The defense also raised an intriguing back story of rivalries among competing commands. Several witnesses said Fox Company was resented and undermined by Army and joint Special Operations commands and even by its own Marine command. Fox Company was "set up for failure" by rival commanders who didn't ask for the unit and didn't want it, the lawyers said.
Government lawyers said some resentment was triggered by Galvin. They described him as a rogue commander so eager for combat that he nicknamed the unit "Task Force Violence" and skirted orders by "shopping" for missions likely to result in combat.
Such testimony left unanswered the inquiry's elemental question: Was the Marines' gunfire justified?
In essence, the panel is judging the actions of Marines making split-second decisions in a far-off war in which insurgents dress like -- and hide behind -- civilians. Yet those same Marines are held to rules of engagement designed, in part, to protect civilians and prevent undisciplined shooting.
The lawyer for Sgt. Peter Brooks, a gunner who fired but did not testify, described a "morally bruising environment" in the Afghan war.
"Sgt. Brooks did the best he could, under the circumstances, to safeguard the lives of his fellow Marines and to engage only valid military targets," attorney James Culp said.

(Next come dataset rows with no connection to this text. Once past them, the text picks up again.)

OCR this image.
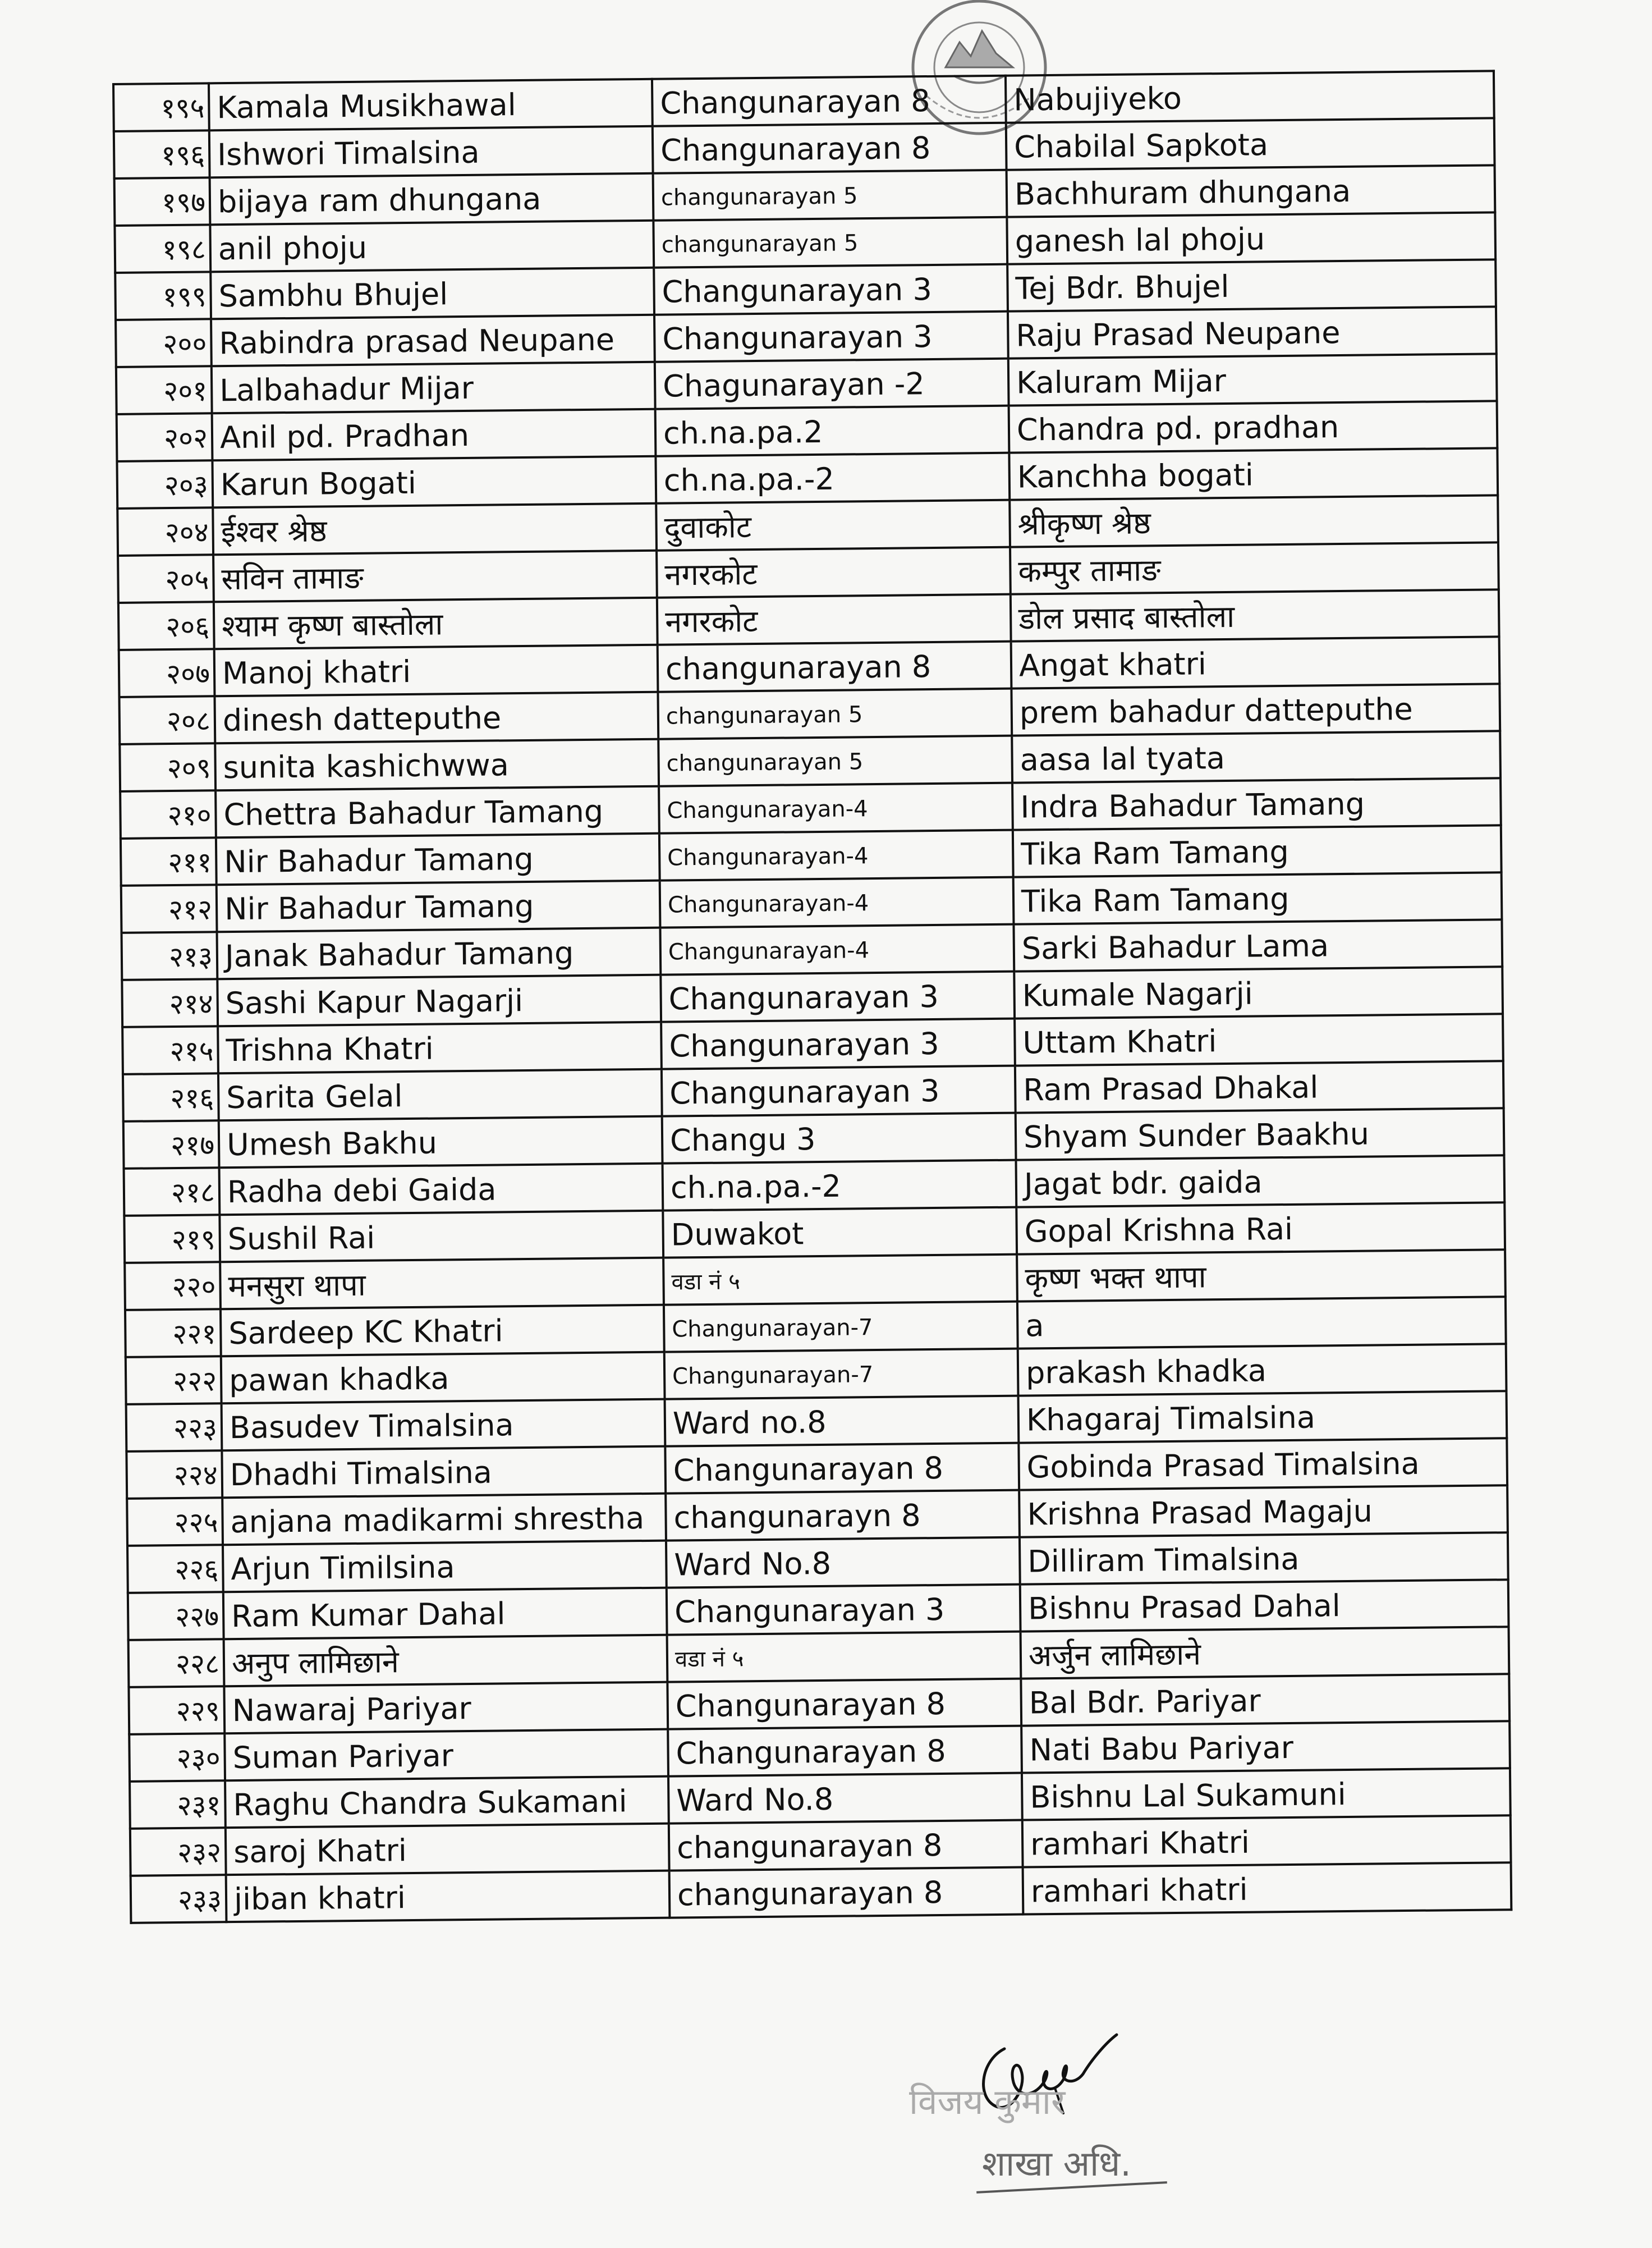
१९५	Kamala Musikhawal	Changunarayan 8	Nabujiyeko
१९६	Ishwori Timalsina	Changunarayan 8	Chabilal Sapkota
१९७	bijaya ram dhungana	changunarayan 5	Bachhuram dhungana
१९८	anil phoju	changunarayan 5	ganesh lal phoju
१९९	Sambhu Bhujel	Changunarayan 3	Tej Bdr. Bhujel
२००	Rabindra prasad Neupane	Changunarayan 3	Raju Prasad Neupane
२०१	Lalbahadur Mijar	Chagunarayan -2	Kaluram Mijar
२०२	Anil pd. Pradhan	ch.na.pa.2	Chandra pd. pradhan
२०३	Karun Bogati	ch.na.pa.-2	Kanchha bogati
२०४	ईश्वर श्रेष्ठ	दुवाकोट	श्रीकृष्ण श्रेष्ठ
२०५	सविन तामाङ	नगरकोट	कम्पुर तामाङ
२०६	श्याम कृष्ण बास्तोला	नगरकोट	डोल प्रसाद बास्तोला
२०७	Manoj khatri	changunarayan 8	Angat khatri
२०८	dinesh datteputhe	changunarayan 5	prem bahadur datteputhe
२०९	sunita kashichwwa	changunarayan 5	aasa lal tyata
२१०	Chettra Bahadur Tamang	Changunarayan-4	Indra Bahadur Tamang
२११	Nir Bahadur Tamang	Changunarayan-4	Tika Ram Tamang
२१२	Nir Bahadur Tamang	Changunarayan-4	Tika Ram Tamang
२१३	Janak Bahadur Tamang	Changunarayan-4	Sarki Bahadur Lama
२१४	Sashi Kapur Nagarji	Changunarayan 3	Kumale Nagarji
२१५	Trishna Khatri	Changunarayan 3	Uttam Khatri
२१६	Sarita Gelal	Changunarayan 3	Ram Prasad Dhakal
२१७	Umesh Bakhu	Changu 3	Shyam Sunder Baakhu
२१८	Radha debi Gaida	ch.na.pa.-2	Jagat bdr. gaida
२१९	Sushil Rai	Duwakot	Gopal Krishna Rai
२२०	मनसुरा थापा	वडा नं ५	कृष्ण भक्त थापा
२२१	Sardeep KC Khatri	Changunarayan-7	a
२२२	pawan khadka	Changunarayan-7	prakash khadka
२२३	Basudev Timalsina	Ward no.8	Khagaraj Timalsina
२२४	Dhadhi Timalsina	Changunarayan 8	Gobinda Prasad Timalsina
२२५	anjana madikarmi shrestha	changunarayn 8	Krishna Prasad Magaju
२२६	Arjun Timilsina	Ward No.8	Dilliram Timalsina
२२७	Ram Kumar Dahal	Changunarayan 3	Bishnu Prasad Dahal
२२८	अनुप लामिछाने	वडा नं ५	अर्जुन लामिछाने
२२९	Nawaraj Pariyar	Changunarayan 8	Bal Bdr. Pariyar
२३०	Suman Pariyar	Changunarayan 8	Nati Babu Pariyar
२३१	Raghu Chandra Sukamani	Ward No.8	Bishnu Lal Sukamuni
२३२	saroj Khatri	changunarayan 8	ramhari Khatri
२३३	jiban khatri	changunarayan 8	ramhari khatri
विजय कुमार
शाखा अधि.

Staff Sgt. Mohamed Sheik, who rode in the convoy, said the Marines responded on March 4 precisely the way they had been trained. "And here we look like murderers in front of the world," he testified.
Sgt. Heriberto Becerra-Bravo, the driver of the Humvee that survived the car bomb, said the inquiry would leave a bitter legacy among Marines.
In the future, he said, "I would hesitate to shoot my gun . . . knowing I would have to go through this fiasco."